リポジトリが分割されていますが、これらの殆どは歴史的な理由によるものです。昔、Arch Linux を利用している人がとても少なかった頃、official (現在の core) と呼ばれるたった一つのリポジトリだけがありました。当時は、official には主として Judd Vinet の好きなアプリケーションが入っていました。プログラムの"タイプ"ごとにそれぞれ一つのプログラムが入っていたのです (一つの DE、 一つのメジャーブラウザ、など)。

ユーザーが Judd の選択したプログラムを好まない時は、簡単に使える Arch build system により、自分たちでパッケージを作っていました。これらのパッケージは unofficial という名のリポジトリに入れられ、Judd 以外の開発者によって管理されていたのです。次第に、その 2 つのリポジトリは開発者によって等しくサポートされるようになり、officialunofficial という名前は実態を表さなくなりました。そこで、リリースバージョン 0.5 あたりで、それらは共に currentextra と名前を変えました。

2007.8.1 リリースのすぐ後、何が含まれているのか混乱することを防ぐために currentcore になりました。新旧リポジトリのほとんどは開発者やコミュニティの目からみると今でもあまり変わっていませんが、core は少々異なっています。主な違いは、インストール CD やリリーススナップショットに入っているパッケージだけが core に含まれていたということです。このリポジトリだけでも Linux システムを構築することはできますが、おそらくあなたの求める Linux システムにはなりません。

さて、0.5 や 0.6 の期間に、開発者が管理するには吝か、パッケージが多すぎることが問題になりました。Jason Chu は "Trusted User リポジトリ" を作り、信用されたユーザー (Trusted User) が作ったパッケージを置く非公式リポジトリにしました。staging リポジトリという、公式リポジトリに提案されているパッケージを置くリポジトリがありましたが、それは Arch Linux 開発者によるもので、それ以外の開発者と信用されたユーザーは多かれ少なかれ異なっていたのが理由です。

信用されたユーザーが彼らのリポジトリに飽き、信用されてないユーザー (Untrusted User) が彼らのパッケージを共有したいと思う前になされたこの作業は、AUR の開発として引き継がれました。TU たちは結集して、より強固なグループを作り、community リポジトリを集団で管理するようになりました。信用されたユーザーたちは未だに Arch Linux の開発者とは分裂していましたが、開発者との間ですくなからず連絡を取り合っていました。しかし、時には community から extra に人気のあるパッケージを移動するように求めることもありました。また、すべてのユーザーは AUR を使って PKGBUILD を投稿することができます。

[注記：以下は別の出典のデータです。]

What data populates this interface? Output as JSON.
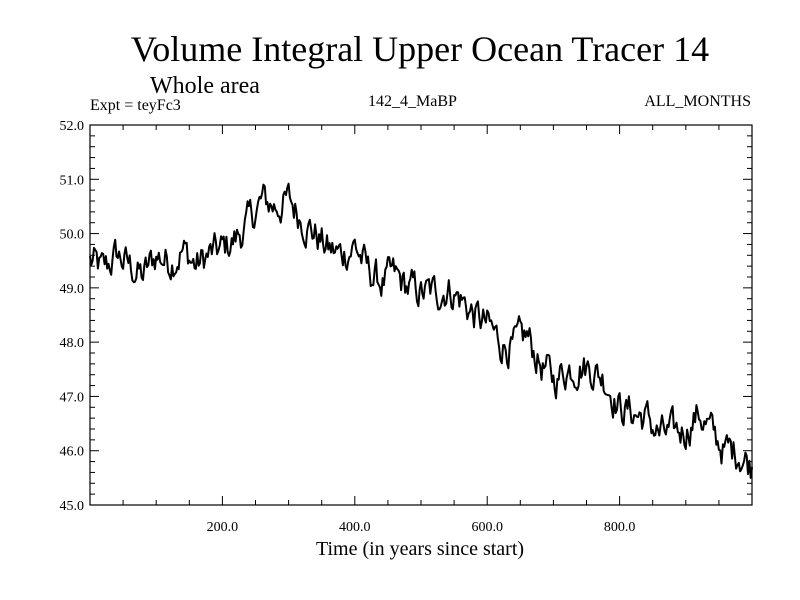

core に入ったカーネルが多くのユーザーのシステムを破壊する事件がおこった後、"core 承認ポリシー" (core signoff policy) が導入されました。その時から、core にある全てのパッケージはアップデートの際にまず core-testing を通過しなくてはならなくなり、Arch テストチームの他の開発者や人々から複数の承認が得られて初めて core への移動が許されるようになりました。それも時間がたつにつれ、いくつかの core パッケージがあまり使われなくなったので、そのようなパッケージはユーザーの承認やバグレポートが少ないという基準で運用されています。

2009年末から2010年初頭にかけて、新しいファイルシステムの出現とそれらのサポートの要望ために、core は明確には定義されなくなった (たんに"開発者によって選ばれた重要なパッケージ"が入っている) 実情にあわせて、リポジトリにはより正確な説明が付けらました。

2021 年から "Trusted Users" が "Package Maintainers" に改名され始め、2023 年末に完全に改名されました。

2023年、数年の準備作業を経て、ディストリビューションのバックエンドサービスを git に移行し、それと同時に新しいリポジトリレイアウトに切り替わりました。新しいレイアウトでは、以前 community にあったパッケージがすべて extra へ移動され、テストリポジトリが testing から core-testingextra-testing に分かれ、community-testing は完全に削除されました。この時点から、Package Maintainers は新しいパッケージを extra にプッシュすることもできるようになりました。